We’re going to soon find out whether the legend of The World Cup Bump™ is fact or fiction.
The idea has taken on a life of its own through the years. It provided wholly incomplete answers in 2011, when the now defunct Women’s Professional Soccer enjoyed a significant short-term boost in interest but was already embroiled in an ugly, costly, public battle with the late Dan Borislow over his team’s failure to follow league guidelines. WPS was a dead league walking by the time the U.S. women captured the general public’s attention in 2011.
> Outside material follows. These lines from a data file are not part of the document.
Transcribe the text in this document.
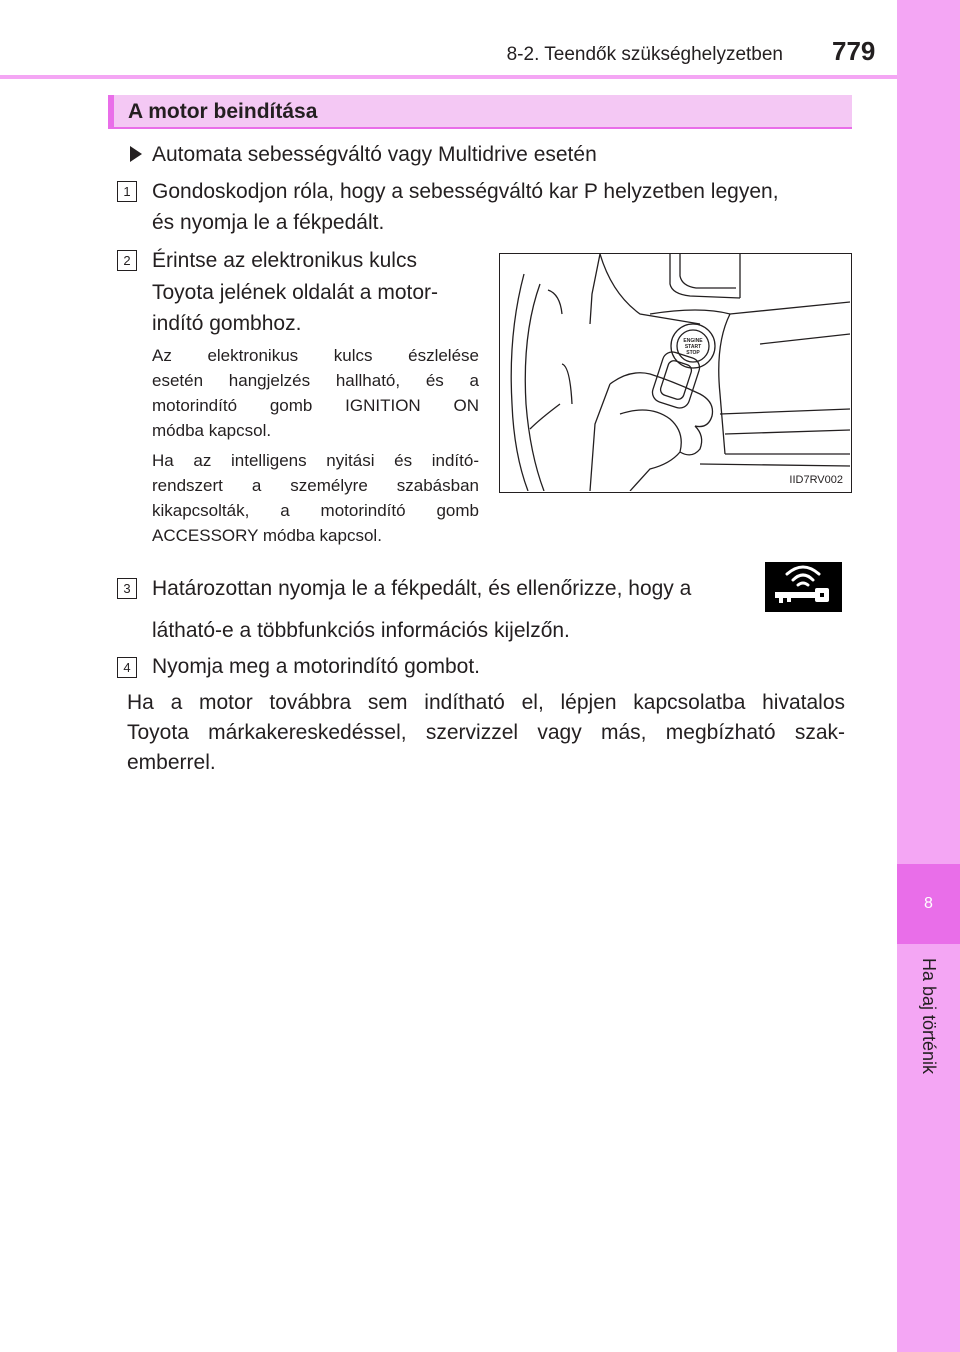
8
Ha baj történik
8-2. Teendők szükséghelyzetben 779
A motor beindítása
Automata sebességváltó vagy Multidrive esetén
1	Gondoskodjon róla, hogy a sebességváltó kar P helyzetben legyen,
és nyomja le a fékpedált.
2	Érintse az elektronikus kulcs
Toyota jelének oldalát a motor-
indító gombhoz.
Az elektronikus kulcs észlelése
esetén hangjelzés hallható, és a
motorindító gomb IGNITION ON
módba kapcsol.
Ha az intelligens nyitási és indító-
rendszert a személyre szabásban
kikapcsolták, a motorindító gomb
ACCESSORY módba kapcsol.
ENGINE
START
STOP
IID7RV002
3	Határozottan nyomja le a fékpedált, és ellenőrizze, hogy a
látható-e a többfunkciós információs kijelzőn.
4	Nyomja meg a motorindító gombot.
Ha a motor továbbra sem indítható el, lépjen kapcsolatba hivatalos
Toyota márkakereskedéssel, szervizzel vagy más, megbízható szak-
emberrel.
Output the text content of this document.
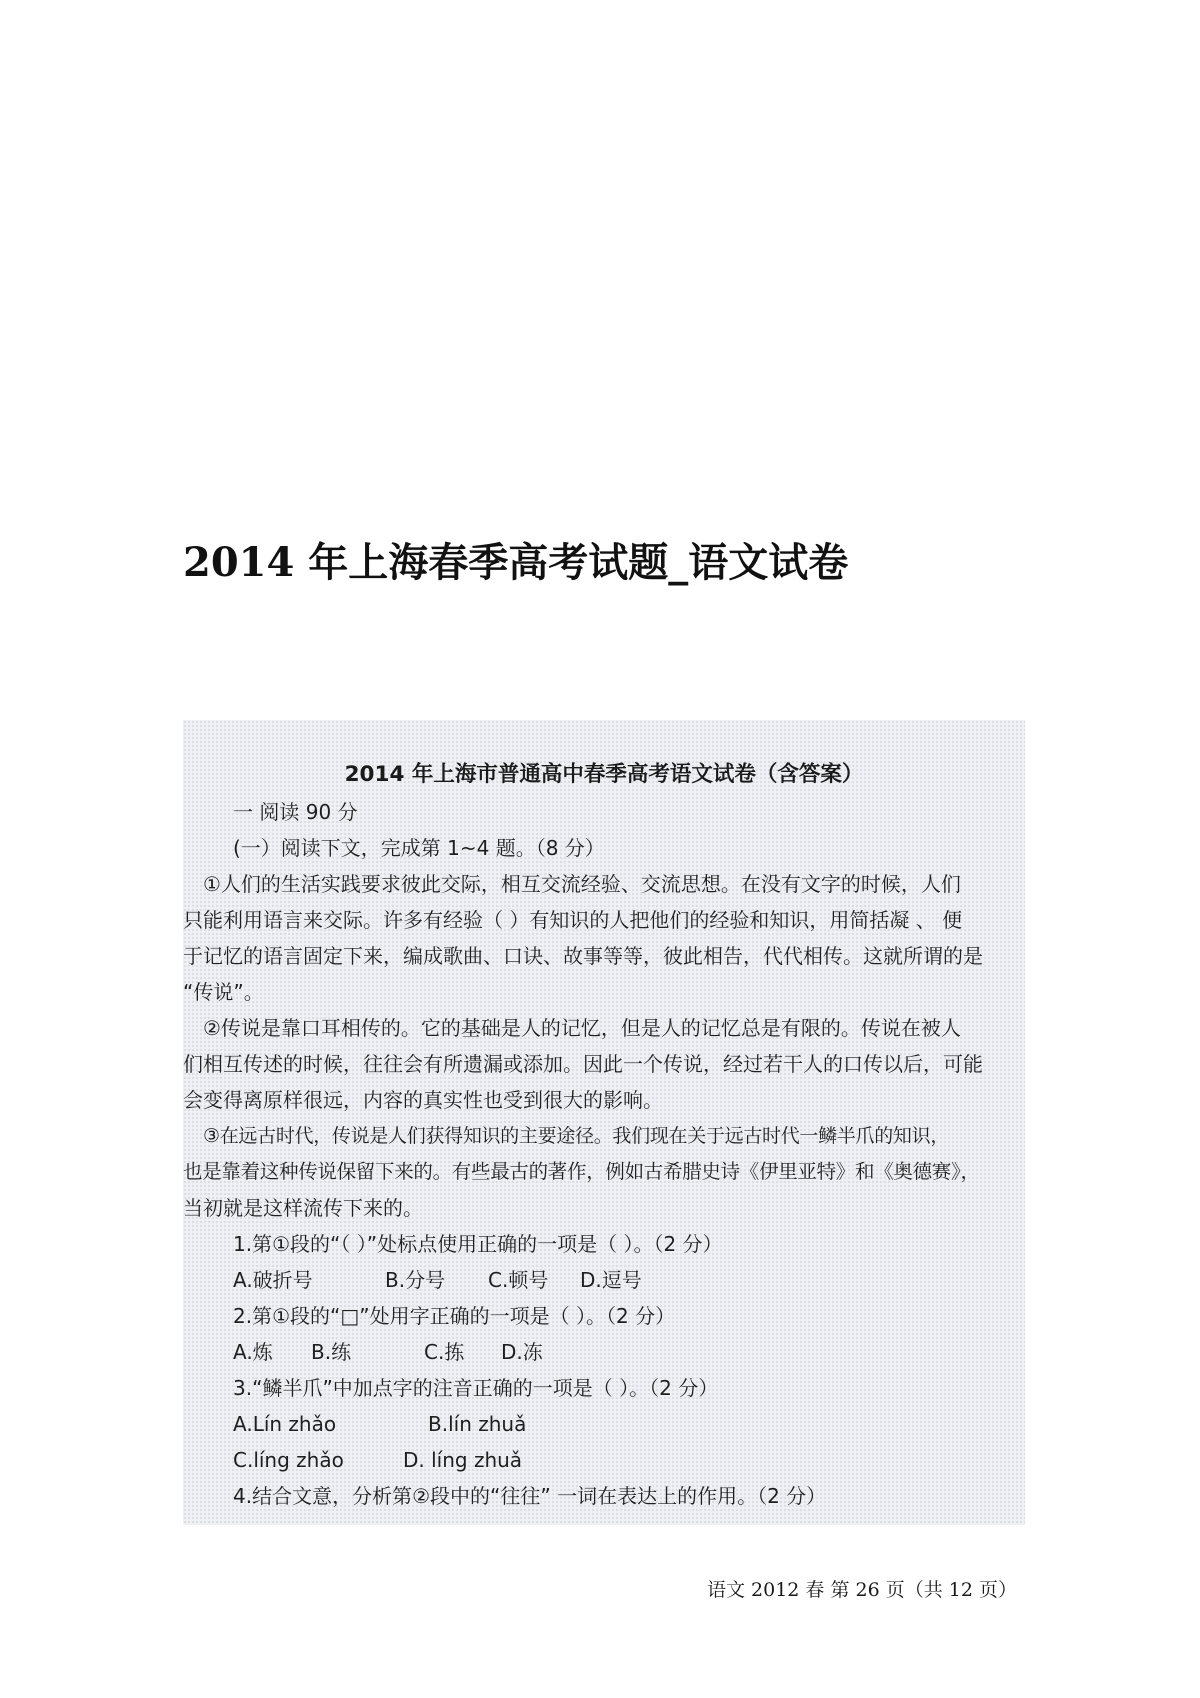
2014 年上海春季高考试题_语文试卷
2014 年上海市普通高中春季高考语文试卷（含答案）
一 阅读 90 分
(一）阅读下文，完成第 1~4 题。（8 分）
①人们的生活实践要求彼此交际，相互交流经验、交流思想。在没有文字的时候，人们
只能利用语言来交际。许多有经验（ ）有知识的人把他们的经验和知识，用简括凝 、 便
于记忆的语言固定下来，编成歌曲、口诀、故事等等，彼此相告，代代相传。这就所谓的是
“传说”。
②传说是靠口耳相传的。它的基础是人的记忆，但是人的记忆总是有限的。传说在被人
们相互传述的时候，往往会有所遗漏或添加。因此一个传说，经过若干人的口传以后，可能
会变得离原样很远，内容的真实性也受到很大的影响。
③在远古时代，传说是人们获得知识的主要途径。我们现在关于远古时代一鳞半爪的知识，
也是靠着这种传说保留下来的。有些最古的著作，例如古希腊史诗《伊里亚特》和《奥德赛》，
当初就是这样流传下来的。
1.第①段的“（ ）”处标点使用正确的一项是（ ）。（2 分）
A.破折号	B.分号 C.顿号 D.逗号
2.第①段的“□”处用字正确的一项是（ ）。（2 分）
A.炼 B.练	C.拣 D.冻
3.“鳞半爪”中加点字的注音正确的一项是（ ）。（2 分）
A.Lín zhǎo	B.lín zhuǎ
C.líng zhǎo	D. líng zhuǎ
4.结合文意，分析第②段中的“往往” 一词在表达上的作用。（2 分）
语文 2012 春 第 26 页（共 12 页）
The National Women’s Soccer League was in the middle of its third season when the United States won the 2015 World Cup, and the league enjoyed a 20 percent boost in attendance that year, with further growth in 2016 before a regression in 2017. Combine that increase in attendance with the arrival of the Orlando Pride – whose interest piqued at that exact time it did in large part because of the historic level of attention on the sport – and you can point to tangible evidence that the World Cup bore fruit for the NWSL.
Where you still can’t point to that is in the form of significant national sponsorship. A+E Networks bought a 25-percent equity stake in the league in early 2017, in addition to becoming a broadcast rights holder, and that in itself was a less traditional form of new sponsorship. At the very least, it was significant new money, which is what sponsorship is all about.